# Dainese sizing?



## M.A.X (Apr 27, 2007)

So I'm thinking of getting a Dainese Gladiator body armor. Trying to figure out what size I need.

I'm 183cm, 80kg (that's 6 feet, 180pds I believe), I'm a medium/average build I guess.

Dainese Gladiator:


----------



## RTG (Feb 22, 2008)

I'm a little taller but I have a slim build and needed a L (mostly because of my lenght). I think you'll be good with an L, no shop near to try 'em out?


----------



## tailwind105 (Sep 5, 2007)

When I got the Dainese Impact Jacket a few months back I used the sizing chart at Wiggle.co.uk and it fit perfectly.

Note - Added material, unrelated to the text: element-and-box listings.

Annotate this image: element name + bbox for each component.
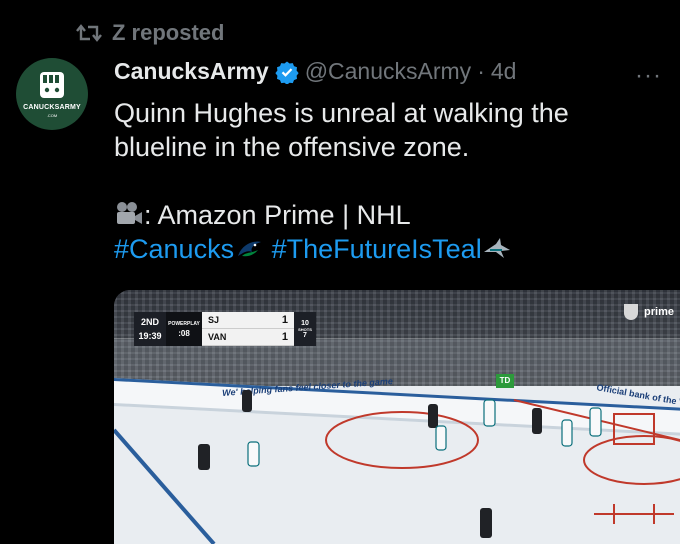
repost-label: Z reposted — [112, 20, 225, 45]
team-row-van: VAN 1 — [202, 329, 294, 346]
more-options-icon[interactable]: ··· — [635, 62, 662, 90]
tweet-hashtags: #Canucks #TheFutureIsTeal — [114, 232, 654, 266]
separator-dot: · — [477, 58, 485, 84]
credit-text: : Amazon Prime | NHL — [144, 200, 411, 230]
hashtag-future-is-teal[interactable]: #TheFutureIsTeal — [272, 234, 482, 264]
scorebug: 2ND 19:39 POWERPLAY :08 SJ 1 VAN 1 10 SH… — [134, 312, 316, 346]
author-name[interactable]: CanucksArmy — [114, 58, 269, 85]
repost-indicator[interactable]: Z reposted — [76, 20, 224, 46]
verified-badge-icon — [275, 61, 299, 84]
scorebug-period-clock: 2ND 19:39 — [134, 312, 166, 346]
tweet-credit: : Amazon Prime | NHL — [114, 198, 654, 232]
team-name: VAN — [208, 332, 227, 342]
author-handle[interactable]: @CanucksArmy — [305, 58, 472, 85]
avatar[interactable]: CANUCKSARMY .COM — [16, 58, 88, 130]
players-white — [247, 399, 602, 467]
timestamp[interactable]: 4d — [491, 58, 517, 85]
team-row-sj: SJ 1 — [202, 312, 294, 329]
scorebug-teams: SJ 1 VAN 1 — [202, 312, 294, 346]
shots-on-goal: 10 SHOTS 7 — [294, 312, 316, 346]
broadcaster-logos: prime — [624, 304, 674, 320]
shots-team1: 10 — [301, 319, 309, 327]
powerplay-indicator: POWERPLAY :08 — [166, 312, 202, 346]
team-score: 1 — [281, 331, 288, 343]
hashtag-canucks[interactable]: #Canucks — [114, 234, 234, 264]
fist-logo-icon — [40, 72, 64, 98]
sharks-icon — [483, 238, 510, 258]
team-name: SJ — [208, 315, 220, 325]
tweet-header: CanucksArmy @CanucksArmy · 4d — [114, 58, 516, 85]
game-clock: 19:39 — [138, 331, 162, 341]
powerplay-label: POWERPLAY — [168, 320, 200, 327]
repost-icon — [76, 24, 102, 42]
avatar-brand: CANUCKSARMY — [23, 104, 81, 111]
canucks-orca-icon — [238, 241, 262, 257]
period: 2ND — [140, 317, 159, 327]
shots-team2: 7 — [303, 331, 307, 339]
powerplay-time: :08 — [178, 328, 190, 338]
movie-camera-icon — [117, 202, 142, 224]
team-score: 1 — [281, 314, 288, 326]
tweet-text-line: Quinn Hughes is unreal at walking the bl… — [114, 98, 569, 162]
avatar-brand-sub: .COM — [46, 113, 58, 118]
video-player[interactable]: TD We' helping fans feel closer to the g… — [114, 290, 680, 544]
tweet-body: Quinn Hughes is unreal at walking the bl… — [114, 96, 654, 266]
nhl-shield-icon — [624, 304, 639, 320]
prime-logo: prime — [644, 306, 674, 318]
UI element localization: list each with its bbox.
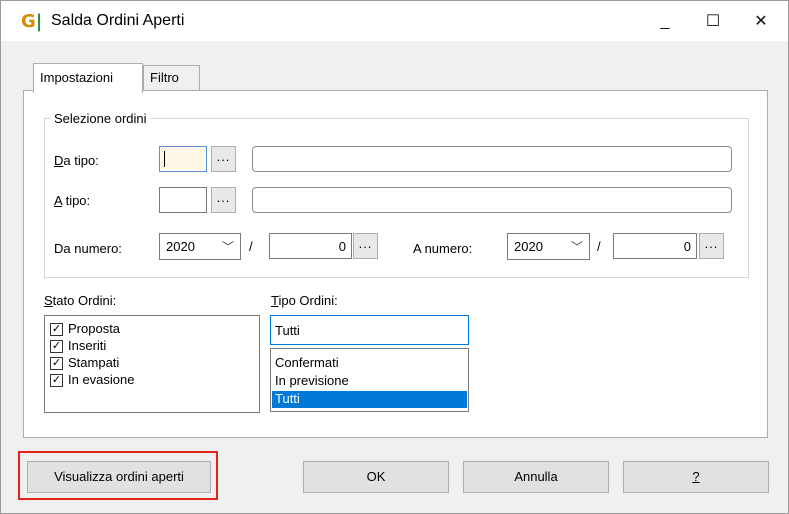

http://www.wiggle.co.uk/p/Cycle/7/Dainese_Gladiator_Evo_Jacket/5360028792/


----------



## M.A.X (Apr 27, 2007)

Wow, that's cheap...

Never heard of Wiggle... Is Wiggle safe to buy from? I ship to the states, anyone have any experience buying from them and shipping to the US?


----------



## M.A.X (Apr 27, 2007)

tailwind105 said:


> When I got the Dainese Impact Jacket a few months back I used the sizing chart at Wiggle.co.uk and it fit perfectly.
> 
> http://www.wiggle.co.uk/p/Cycle/7/Dainese_Gladiator_Evo_Jacket/5360028792/


Hmm, looking at the chart I fit exactly the Chest and Waist measurements for the Large, but my height says I should be XL....


----------



## uncle-mofo (Jul 14, 2006)

Im the same im 6,3. My chest and waist measurements say large, but it says its for 5,10 height? Can any owners have a say here?


----------



## RTG (Feb 22, 2008)

Like i said... i'm 186cm (6'1") and my L fits me great for my length.


----------